Der Freshfields-Bericht hat neue Fragen aufgeworfen zur Rolle Beckenbauers im Sommermärchen-Skandal. Die Wirtschaftsexperten können sie nicht beantworten, aber dokumentiert ist, dass Millionen flossen von einem Konto Beckenbauers an ein Konto in der Schweiz. Von dort sollen Millionen Richtung Katar gegangen sein, Richtung Mohamed bin Hammam, der skandalumwitterten Figur aus dem umstrittenen WM-Gastgeberland 2022.

Die Vorwürfe werden Beckenbauer juristisch wohl nicht in Bedrängnis bringen können, doch sie kratzen erheblich am Image der Lichtgestalt. Beckenbauer war Akteur im über Jahrzehnte kultivierten Sumpf der Fußball-Funktionärswelt - nicht einmal er konnte ihn Kraft seines Namens umdribbeln. Der Preis für die WM-Gastgeberrolle 2006 war hoch, doch Beckenbauer zahlte ihn offenbar ohne größere moralische Skrupel.

Auch seine Rolle als Fifa-Funktionär passt in dieses Schema. Die Fifa-Ethikhüter verurteilten ihn kürzlich zu einer Zahlung von 7000 Schweizer Franken, weil er bei den Ermittlungen zur WM-Vergabe an Russland 2018 und Katar 2022 zunächst nicht den Regeln entsprechend kooperierte - erst nach Extra-Aufforderung sprach.

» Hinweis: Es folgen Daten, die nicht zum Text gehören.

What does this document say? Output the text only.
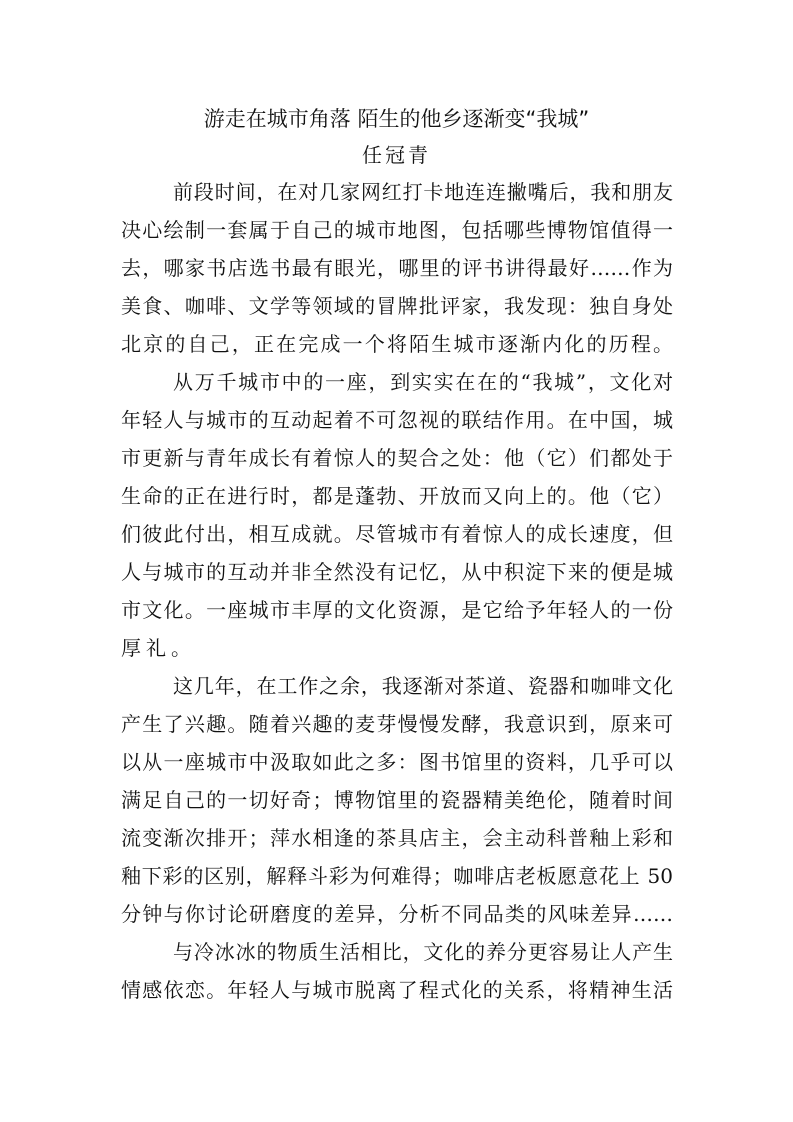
游走在城市角落 陌生的他乡逐渐变“我城”
任冠青
前段时间，在对几家网红打卡地连连撇嘴后，我和朋友
决心绘制一套属于自己的城市地图，包括哪些博物馆值得一
去，哪家书店选书最有眼光，哪里的评书讲得最好……作为
美食、咖啡、文学等领域的冒牌批评家，我发现：独自身处
北京的自己，正在完成一个将陌生城市逐渐内化的历程。
从万千城市中的一座，到实实在在的“我城”，文化对
年轻人与城市的互动起着不可忽视的联结作用。在中国，城
市更新与青年成长有着惊人的契合之处：他（它）们都处于
生命的正在进行时，都是蓬勃、开放而又向上的。他（它）
们彼此付出，相互成就。尽管城市有着惊人的成长速度，但
人与城市的互动并非全然没有记忆，从中积淀下来的便是城
市文化。一座城市丰厚的文化资源，是它给予年轻人的一份
厚礼。
这几年，在工作之余，我逐渐对茶道、瓷器和咖啡文化
产生了兴趣。随着兴趣的麦芽慢慢发酵，我意识到，原来可
以从一座城市中汲取如此之多：图书馆里的资料，几乎可以
满足自己的一切好奇；博物馆里的瓷器精美绝伦，随着时间
流变渐次排开；萍水相逢的茶具店主，会主动科普釉上彩和
釉下彩的区别，解释斗彩为何难得；咖啡店老板愿意花上 50
分钟与你讨论研磨度的差异，分析不同品类的风味差异……
与冷冰冰的物质生活相比，文化的养分更容易让人产生
情感依恋。年轻人与城市脱离了程式化的关系，将精神生活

Beckenbauers Entschuldigung, als die Ermittlungen gegen ihn bekannt wurden und eine provisorische Sperre mitten im WM-Sommer 2014 einbrachten, klingen kurios. Er habe die Fragen nicht verstanden, da sie auf Englisch formuliert waren. Der polyglotte Supermann, der einst bei Cosmos New York ein Leben als bajuwarischer Boheme führte, versteht kein Englisch? Kaum glaubhaft urteilte die Weltpresse, kaum möglich urteilten die Fifa-Ethikhüter. Nun gibt es viele neue Fragen an die Lichtgestalt.